9. Lately, Scotland has been reported as one of the UK regions that are worst affected by FOBTs addiction. Do you agree with these claims and why?
I don’t agree. I think there is a tendency to equate spending on FOBTs with gambling addiction which is quite wrong. I find the language used in respect of gambling to be quite pejorative. Customers are said to have ‘lost’ or ‘blown’ money in betting shops when, in fact, they’re simply enjoying a leisure experience, and doing so of their own choice. The vast majority of customers play for fun and play responsibly. They have the right to spend their money and leisure time as they choose. Despite the focus on FOBTs, these machines account for just 13% of all gambling spend. Gamblers spend significantly more on other gambling products than they do on FOBTs, often in venues that lack our tight controls and trained staff. I spend a lot of time visiting betting shops across Scotland and I’m always struck by the sense of community in shops, even in larger towns and cities. Our staff have access industry leading tools that allow them to monitor player behaviour. In many cases, they know their customers extremely well and won’t hesitate to intervene if they think someone is spending more than they can afford.
10. The same applies to Glasgow. A recent research of the British Amusement Catering Trade Association (BACTA) found that the city residents are losing more to the FOBTs than players in any other area in the UK with problem gambling costing the city more than £27 million annually. What measures should be taken in order for the city to see a reduction in gambling addiction rates?
Again, it is absolutely disingenuous to equate gambling spend with problem gambling. The two issues are not related and I think it damages the wider industry when some in the sector try to conflate them.
Money spent in Scotland’s 980 betting shops is not “lost” – it is recirculated back into the local and national economy through taxes, business rates, rent, staff salaries and support for racing through the compulsory levy. At a Scottish level, this funding is worth around £235 million – money which helps fund frontline public services, directly supports 5,000 employees and their families, stimulates the high street, and ensures the success of Scottish horse racing. Your pound goes a long way at the bookies.

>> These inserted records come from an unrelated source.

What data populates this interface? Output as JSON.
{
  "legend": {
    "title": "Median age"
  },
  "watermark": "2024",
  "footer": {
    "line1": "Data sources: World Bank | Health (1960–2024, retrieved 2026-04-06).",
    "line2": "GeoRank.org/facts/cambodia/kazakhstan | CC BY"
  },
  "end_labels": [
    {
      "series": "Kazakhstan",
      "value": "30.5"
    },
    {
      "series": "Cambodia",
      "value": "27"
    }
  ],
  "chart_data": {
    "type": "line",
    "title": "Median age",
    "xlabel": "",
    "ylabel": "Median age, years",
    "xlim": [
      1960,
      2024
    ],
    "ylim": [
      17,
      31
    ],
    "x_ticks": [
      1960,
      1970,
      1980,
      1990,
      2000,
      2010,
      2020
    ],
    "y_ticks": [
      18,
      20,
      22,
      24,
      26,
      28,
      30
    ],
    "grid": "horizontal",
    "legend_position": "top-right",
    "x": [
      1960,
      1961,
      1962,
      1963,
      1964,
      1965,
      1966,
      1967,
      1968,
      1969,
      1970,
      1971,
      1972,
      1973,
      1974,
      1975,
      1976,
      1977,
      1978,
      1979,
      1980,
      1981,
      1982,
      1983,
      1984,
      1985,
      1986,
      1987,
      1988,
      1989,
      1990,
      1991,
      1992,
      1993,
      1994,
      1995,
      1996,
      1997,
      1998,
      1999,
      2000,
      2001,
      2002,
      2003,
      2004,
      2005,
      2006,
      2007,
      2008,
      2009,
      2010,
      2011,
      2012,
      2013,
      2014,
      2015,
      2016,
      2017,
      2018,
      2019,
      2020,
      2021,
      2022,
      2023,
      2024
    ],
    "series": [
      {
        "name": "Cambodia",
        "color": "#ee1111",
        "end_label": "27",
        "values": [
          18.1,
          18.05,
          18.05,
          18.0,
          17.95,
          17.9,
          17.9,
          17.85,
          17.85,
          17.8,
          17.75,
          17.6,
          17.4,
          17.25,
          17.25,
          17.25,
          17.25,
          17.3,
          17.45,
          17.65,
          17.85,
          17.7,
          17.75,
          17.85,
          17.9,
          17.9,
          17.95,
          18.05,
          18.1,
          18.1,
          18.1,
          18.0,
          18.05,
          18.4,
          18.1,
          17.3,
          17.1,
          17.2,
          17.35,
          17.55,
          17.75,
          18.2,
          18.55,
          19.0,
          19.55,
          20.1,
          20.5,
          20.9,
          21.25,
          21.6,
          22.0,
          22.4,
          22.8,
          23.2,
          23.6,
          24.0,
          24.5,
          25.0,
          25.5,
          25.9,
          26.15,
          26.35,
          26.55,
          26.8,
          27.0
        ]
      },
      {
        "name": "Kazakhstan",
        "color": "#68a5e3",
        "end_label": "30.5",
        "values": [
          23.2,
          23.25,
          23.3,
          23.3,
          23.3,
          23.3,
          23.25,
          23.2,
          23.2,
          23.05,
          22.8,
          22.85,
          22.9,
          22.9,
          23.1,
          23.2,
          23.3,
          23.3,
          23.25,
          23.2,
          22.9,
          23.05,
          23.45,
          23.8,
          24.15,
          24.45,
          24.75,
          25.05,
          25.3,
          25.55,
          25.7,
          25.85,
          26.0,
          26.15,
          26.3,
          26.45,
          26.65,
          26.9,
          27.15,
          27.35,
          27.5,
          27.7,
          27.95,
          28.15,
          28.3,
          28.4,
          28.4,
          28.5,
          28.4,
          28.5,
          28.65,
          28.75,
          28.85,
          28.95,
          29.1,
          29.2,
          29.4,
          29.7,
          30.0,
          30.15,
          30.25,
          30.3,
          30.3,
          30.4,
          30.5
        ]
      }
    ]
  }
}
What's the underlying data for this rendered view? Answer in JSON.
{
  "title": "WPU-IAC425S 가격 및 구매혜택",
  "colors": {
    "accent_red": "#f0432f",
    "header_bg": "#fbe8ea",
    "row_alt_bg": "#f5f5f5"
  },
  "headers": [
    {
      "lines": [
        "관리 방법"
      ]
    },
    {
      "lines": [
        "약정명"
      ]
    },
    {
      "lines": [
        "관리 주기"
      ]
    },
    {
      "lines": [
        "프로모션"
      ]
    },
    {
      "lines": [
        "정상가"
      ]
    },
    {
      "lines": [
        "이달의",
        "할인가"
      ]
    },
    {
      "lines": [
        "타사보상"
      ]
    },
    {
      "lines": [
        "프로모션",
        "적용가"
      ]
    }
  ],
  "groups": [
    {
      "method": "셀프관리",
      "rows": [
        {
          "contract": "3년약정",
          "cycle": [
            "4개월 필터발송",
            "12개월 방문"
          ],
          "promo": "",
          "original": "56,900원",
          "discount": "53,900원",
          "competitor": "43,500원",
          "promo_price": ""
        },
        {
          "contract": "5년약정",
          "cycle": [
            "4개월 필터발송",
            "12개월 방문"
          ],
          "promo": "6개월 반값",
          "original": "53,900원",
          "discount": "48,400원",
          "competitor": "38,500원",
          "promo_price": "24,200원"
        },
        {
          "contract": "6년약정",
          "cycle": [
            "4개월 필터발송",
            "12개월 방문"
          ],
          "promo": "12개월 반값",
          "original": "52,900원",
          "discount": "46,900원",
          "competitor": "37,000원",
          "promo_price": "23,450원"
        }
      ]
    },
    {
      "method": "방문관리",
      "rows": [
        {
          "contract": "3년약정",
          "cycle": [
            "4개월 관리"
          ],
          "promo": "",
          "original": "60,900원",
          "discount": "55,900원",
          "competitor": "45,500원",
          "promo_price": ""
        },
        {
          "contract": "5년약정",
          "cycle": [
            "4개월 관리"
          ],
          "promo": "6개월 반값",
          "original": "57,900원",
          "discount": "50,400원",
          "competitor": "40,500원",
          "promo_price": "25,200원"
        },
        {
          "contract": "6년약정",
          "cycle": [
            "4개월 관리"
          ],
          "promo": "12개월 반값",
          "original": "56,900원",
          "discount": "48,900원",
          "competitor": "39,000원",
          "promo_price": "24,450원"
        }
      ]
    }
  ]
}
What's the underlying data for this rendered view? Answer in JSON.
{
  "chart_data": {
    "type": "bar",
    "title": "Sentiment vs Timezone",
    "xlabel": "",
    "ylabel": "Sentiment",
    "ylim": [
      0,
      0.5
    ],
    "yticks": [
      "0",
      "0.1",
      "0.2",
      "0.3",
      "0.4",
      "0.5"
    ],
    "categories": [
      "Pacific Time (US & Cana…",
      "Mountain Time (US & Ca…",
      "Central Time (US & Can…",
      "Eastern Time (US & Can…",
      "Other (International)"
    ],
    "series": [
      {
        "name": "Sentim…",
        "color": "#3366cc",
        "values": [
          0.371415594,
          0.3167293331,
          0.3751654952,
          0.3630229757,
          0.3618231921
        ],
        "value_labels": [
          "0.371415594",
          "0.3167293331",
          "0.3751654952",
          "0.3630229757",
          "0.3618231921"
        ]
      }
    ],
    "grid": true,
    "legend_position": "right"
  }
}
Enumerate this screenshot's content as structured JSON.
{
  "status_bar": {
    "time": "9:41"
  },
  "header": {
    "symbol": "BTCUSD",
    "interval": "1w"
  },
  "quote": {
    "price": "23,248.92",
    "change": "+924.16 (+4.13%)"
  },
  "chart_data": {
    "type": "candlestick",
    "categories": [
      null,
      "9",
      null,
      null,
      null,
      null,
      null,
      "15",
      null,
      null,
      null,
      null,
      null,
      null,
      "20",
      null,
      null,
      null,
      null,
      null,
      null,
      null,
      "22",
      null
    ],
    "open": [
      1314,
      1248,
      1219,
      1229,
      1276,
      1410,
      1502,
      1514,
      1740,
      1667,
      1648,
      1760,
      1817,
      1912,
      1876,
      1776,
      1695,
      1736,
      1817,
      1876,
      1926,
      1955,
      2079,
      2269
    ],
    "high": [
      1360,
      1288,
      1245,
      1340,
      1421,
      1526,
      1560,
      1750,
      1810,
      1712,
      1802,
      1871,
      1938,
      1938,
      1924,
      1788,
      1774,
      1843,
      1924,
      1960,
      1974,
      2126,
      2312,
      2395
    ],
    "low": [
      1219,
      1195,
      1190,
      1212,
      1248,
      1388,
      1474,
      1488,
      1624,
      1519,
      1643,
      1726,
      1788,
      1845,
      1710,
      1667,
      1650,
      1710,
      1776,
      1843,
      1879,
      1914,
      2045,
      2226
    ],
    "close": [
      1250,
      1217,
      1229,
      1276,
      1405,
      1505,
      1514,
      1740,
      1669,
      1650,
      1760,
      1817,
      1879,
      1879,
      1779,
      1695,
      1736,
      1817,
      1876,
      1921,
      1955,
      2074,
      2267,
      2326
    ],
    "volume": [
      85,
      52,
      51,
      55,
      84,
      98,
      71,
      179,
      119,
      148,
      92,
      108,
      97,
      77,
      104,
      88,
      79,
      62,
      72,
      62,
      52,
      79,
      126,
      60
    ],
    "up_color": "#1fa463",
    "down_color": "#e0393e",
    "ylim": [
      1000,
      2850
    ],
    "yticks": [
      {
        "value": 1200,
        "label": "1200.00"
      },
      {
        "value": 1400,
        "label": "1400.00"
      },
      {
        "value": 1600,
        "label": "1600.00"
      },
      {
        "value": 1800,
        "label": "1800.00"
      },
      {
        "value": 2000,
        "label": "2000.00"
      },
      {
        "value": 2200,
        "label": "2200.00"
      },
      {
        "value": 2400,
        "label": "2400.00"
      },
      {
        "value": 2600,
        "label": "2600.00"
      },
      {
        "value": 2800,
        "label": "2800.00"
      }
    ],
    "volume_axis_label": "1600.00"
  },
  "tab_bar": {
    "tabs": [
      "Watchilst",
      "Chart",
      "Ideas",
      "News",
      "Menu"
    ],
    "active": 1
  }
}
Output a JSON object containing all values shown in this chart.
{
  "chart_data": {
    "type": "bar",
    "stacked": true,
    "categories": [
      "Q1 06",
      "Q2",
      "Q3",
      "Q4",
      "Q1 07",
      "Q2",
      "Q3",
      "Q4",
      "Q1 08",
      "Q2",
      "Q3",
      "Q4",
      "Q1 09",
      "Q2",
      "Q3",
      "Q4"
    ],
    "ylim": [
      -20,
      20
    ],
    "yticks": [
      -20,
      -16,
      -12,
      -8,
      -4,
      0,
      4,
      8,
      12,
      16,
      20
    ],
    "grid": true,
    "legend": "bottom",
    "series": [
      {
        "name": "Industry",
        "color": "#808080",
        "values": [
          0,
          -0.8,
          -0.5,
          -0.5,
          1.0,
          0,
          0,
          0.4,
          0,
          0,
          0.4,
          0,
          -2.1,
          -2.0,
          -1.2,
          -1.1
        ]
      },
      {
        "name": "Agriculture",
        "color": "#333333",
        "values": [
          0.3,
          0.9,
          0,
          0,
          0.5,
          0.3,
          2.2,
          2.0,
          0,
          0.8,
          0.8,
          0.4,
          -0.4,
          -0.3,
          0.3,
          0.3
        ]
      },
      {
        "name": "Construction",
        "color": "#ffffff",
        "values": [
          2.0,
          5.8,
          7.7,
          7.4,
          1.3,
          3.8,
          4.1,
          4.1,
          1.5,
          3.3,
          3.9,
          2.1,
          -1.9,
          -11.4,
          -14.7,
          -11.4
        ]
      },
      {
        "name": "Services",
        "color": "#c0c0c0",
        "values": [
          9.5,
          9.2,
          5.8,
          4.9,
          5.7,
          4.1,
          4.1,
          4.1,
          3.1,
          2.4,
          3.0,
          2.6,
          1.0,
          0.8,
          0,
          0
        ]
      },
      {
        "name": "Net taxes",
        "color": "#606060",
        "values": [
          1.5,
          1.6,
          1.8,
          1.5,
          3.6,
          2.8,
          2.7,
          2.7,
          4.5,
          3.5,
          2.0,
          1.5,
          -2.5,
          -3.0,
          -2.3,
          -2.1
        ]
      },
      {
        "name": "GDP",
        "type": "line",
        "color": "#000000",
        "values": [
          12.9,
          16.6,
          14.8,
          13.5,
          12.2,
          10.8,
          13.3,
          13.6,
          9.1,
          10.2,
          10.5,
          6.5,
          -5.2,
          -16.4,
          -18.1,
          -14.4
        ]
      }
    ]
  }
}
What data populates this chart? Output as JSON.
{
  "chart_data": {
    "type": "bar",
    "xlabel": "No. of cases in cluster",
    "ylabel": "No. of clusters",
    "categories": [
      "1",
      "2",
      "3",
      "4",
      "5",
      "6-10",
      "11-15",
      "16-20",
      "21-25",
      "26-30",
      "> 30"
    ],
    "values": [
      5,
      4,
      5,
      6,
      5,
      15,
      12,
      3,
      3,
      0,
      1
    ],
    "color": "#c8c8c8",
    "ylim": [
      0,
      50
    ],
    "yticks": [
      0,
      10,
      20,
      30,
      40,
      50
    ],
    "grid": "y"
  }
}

In Glasgow, which has the largest number of betting shops in Scotland, betting shops employ almost 1,100 people and contribute around £50 million a year in taxes, salaries, levies and rental income. Studies also show that the vast majority of our customers combine their trips to the betting shop with visits to other local businesses. So, at a time when more and more people are shopping online and our high streets are littered with empty shops, betting shops provide an important stimulus for the wider retail sector.